Di samping itu, dalam Perayaan Misa, setiap umat beriman Katolik diperkaya dengan rahmat yang berlimpah: Pertama, kita diberi santapan Sabda Tuhan - kebenaran Allah yang kekal, yang telah dinyatakan kepada kita dan ditulis di bawah ilham Roh Kudus. Kita kemudian menanggapi Sabda Tuhan dengan menyatakan Iman Katolik yang Kudus seperti yang diungkapkan dalam Syahadat Para Rasul, dengan mengatakan tidak saja AKU percaya “sebagai satu pribadi, melainkan aku percaya” sebagai bagian dari Gereja.
Kedua, jika kita berada dalam keadaan rahmat, maka kita beroleh kesempatan untuk menerima Kristus dalam Ekatisti Kudus. Dengan yakin kita percaya bahwa Kristus sungguh hadir dalam Ekaristi Kudus, dan kita sungguh menerima Tubuh-Nya, Darah-Nya, Jiwa-Nya dan Keallahan-Nya dalam Komuni Kudus.
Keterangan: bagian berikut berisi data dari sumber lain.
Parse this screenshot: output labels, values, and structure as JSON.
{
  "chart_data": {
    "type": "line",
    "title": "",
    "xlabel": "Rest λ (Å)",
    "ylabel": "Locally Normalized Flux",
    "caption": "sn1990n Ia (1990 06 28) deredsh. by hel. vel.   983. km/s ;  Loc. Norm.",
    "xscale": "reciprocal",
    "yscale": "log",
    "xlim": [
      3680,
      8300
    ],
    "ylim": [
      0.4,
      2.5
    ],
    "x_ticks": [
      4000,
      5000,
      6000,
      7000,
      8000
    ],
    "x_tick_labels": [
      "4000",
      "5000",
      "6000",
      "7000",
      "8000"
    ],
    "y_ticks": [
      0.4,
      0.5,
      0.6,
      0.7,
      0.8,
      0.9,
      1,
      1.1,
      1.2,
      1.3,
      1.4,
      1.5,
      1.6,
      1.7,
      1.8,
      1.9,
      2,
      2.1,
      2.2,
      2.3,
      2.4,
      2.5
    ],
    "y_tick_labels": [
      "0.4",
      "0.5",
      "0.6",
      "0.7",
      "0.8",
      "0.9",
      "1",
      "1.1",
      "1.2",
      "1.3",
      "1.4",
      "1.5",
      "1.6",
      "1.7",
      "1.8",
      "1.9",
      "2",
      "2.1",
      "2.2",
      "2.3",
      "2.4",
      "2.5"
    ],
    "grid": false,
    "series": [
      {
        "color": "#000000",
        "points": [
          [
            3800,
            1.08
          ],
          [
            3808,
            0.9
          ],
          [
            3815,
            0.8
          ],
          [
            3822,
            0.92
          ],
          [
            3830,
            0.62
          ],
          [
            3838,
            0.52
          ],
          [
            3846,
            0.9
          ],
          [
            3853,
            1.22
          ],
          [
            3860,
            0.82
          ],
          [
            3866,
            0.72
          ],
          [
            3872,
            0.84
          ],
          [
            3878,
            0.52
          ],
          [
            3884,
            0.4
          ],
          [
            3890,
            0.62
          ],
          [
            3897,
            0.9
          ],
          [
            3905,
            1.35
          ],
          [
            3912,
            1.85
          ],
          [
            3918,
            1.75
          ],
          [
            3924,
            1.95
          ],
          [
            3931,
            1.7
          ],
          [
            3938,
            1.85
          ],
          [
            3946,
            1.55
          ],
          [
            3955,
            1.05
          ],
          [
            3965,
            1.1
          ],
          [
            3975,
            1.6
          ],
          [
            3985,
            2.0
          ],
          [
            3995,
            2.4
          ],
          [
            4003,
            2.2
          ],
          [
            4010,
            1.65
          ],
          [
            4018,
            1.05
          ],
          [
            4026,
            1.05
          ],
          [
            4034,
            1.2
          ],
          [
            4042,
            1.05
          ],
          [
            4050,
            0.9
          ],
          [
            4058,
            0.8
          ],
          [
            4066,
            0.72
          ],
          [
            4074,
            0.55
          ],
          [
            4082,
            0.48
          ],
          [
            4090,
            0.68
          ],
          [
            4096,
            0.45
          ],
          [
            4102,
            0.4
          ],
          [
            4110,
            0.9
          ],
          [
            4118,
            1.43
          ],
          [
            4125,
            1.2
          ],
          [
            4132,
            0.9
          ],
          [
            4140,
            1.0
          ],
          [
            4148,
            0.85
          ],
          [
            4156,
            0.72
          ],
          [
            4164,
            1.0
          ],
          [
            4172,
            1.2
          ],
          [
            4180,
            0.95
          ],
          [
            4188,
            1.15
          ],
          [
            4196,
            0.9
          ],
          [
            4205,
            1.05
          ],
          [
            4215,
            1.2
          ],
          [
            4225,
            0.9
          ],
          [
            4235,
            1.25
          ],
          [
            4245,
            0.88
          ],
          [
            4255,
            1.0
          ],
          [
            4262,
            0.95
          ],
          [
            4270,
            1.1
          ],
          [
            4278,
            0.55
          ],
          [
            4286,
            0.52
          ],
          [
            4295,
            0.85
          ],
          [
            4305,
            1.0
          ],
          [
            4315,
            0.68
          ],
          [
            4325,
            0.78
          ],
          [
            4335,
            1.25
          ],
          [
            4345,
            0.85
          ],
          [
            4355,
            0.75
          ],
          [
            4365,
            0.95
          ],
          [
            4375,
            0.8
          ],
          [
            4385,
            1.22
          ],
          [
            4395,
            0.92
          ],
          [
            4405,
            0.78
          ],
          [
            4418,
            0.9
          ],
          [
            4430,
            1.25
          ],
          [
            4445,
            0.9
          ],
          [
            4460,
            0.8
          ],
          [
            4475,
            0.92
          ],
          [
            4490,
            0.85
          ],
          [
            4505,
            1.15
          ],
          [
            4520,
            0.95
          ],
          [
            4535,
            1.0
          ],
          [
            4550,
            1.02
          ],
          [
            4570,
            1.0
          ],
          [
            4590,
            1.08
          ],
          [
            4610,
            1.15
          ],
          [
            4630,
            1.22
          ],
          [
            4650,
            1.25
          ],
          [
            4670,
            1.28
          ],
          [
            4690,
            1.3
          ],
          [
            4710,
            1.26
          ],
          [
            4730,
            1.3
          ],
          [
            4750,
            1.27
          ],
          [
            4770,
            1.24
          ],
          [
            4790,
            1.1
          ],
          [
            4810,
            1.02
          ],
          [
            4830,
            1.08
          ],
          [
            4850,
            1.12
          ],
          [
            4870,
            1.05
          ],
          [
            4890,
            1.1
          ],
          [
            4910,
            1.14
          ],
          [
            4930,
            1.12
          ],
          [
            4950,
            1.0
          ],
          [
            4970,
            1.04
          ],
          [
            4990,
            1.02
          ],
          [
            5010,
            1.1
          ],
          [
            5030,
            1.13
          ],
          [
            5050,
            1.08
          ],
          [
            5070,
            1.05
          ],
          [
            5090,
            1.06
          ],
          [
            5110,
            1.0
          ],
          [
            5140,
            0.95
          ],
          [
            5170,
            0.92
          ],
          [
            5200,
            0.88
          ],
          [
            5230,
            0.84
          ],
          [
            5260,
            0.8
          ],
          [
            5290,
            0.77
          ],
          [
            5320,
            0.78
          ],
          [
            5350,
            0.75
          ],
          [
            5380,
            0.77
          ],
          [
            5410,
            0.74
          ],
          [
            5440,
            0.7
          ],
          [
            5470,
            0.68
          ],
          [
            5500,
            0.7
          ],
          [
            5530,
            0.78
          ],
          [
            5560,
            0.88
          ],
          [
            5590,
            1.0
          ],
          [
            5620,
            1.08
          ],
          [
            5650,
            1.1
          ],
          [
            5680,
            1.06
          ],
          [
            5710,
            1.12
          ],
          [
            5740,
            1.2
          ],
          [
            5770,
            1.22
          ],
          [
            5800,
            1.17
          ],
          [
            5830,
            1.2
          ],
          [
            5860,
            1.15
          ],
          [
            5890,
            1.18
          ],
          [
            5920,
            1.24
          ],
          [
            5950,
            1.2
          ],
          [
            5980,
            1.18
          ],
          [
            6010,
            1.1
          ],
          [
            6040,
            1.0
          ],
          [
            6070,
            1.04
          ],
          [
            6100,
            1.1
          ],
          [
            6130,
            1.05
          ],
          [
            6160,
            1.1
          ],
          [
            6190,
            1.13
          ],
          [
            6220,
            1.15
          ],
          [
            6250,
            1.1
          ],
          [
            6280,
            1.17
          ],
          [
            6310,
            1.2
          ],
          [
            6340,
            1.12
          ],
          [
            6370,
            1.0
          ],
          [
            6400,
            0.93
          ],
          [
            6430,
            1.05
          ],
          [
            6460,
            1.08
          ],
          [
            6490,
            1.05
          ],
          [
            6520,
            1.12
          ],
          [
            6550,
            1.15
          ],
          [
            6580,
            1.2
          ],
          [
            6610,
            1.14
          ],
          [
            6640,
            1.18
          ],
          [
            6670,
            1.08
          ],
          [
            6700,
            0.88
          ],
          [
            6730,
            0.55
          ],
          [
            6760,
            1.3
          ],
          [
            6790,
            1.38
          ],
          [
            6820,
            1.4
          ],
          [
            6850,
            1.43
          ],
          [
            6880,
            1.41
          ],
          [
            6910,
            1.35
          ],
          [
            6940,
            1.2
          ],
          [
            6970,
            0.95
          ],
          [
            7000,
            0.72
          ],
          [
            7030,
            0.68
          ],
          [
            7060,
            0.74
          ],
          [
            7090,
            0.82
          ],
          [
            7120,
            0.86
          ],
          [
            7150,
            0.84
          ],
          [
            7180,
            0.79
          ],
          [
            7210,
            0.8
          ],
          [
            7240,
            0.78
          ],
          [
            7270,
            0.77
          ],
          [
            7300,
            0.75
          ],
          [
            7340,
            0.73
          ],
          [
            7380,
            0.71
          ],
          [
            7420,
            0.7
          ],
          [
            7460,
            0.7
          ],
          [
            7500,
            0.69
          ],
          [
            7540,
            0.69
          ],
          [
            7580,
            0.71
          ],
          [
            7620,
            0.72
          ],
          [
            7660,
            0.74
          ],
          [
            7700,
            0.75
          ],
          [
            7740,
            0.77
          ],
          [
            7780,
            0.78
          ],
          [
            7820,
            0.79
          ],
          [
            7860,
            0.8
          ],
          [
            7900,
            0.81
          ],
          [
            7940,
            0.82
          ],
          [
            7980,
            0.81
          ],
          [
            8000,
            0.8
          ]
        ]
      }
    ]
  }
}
Tidak saja Ekaristi Kudus mempersatukan kita secara intim mesra dengan Kristus, tetapi juga mempersatukan kita dengan saudara-saudara kita di seluruh Gereja universal dalam satu persekutuan. Ekaristi Kudus sungguh suatu karunia yang luar biasa agung!
Dengan pemahaman ini, jangan seorang pun berpikir bahwa menghadiri Misa hanyalah untuk memenuhi kewajiban. Ikut ambil bagian dalam Perayaan Misa merupakan suatu hak istimewa, dan karenanya semua umat beriman Katolik sepatutnya rindu untuk ambil bagian di dalamnya. Yang ada di benak kita janganlah “Aku wajib melakukannya”; melainkan, selayaknya kita berpikir “Aku rindu melakukannya.”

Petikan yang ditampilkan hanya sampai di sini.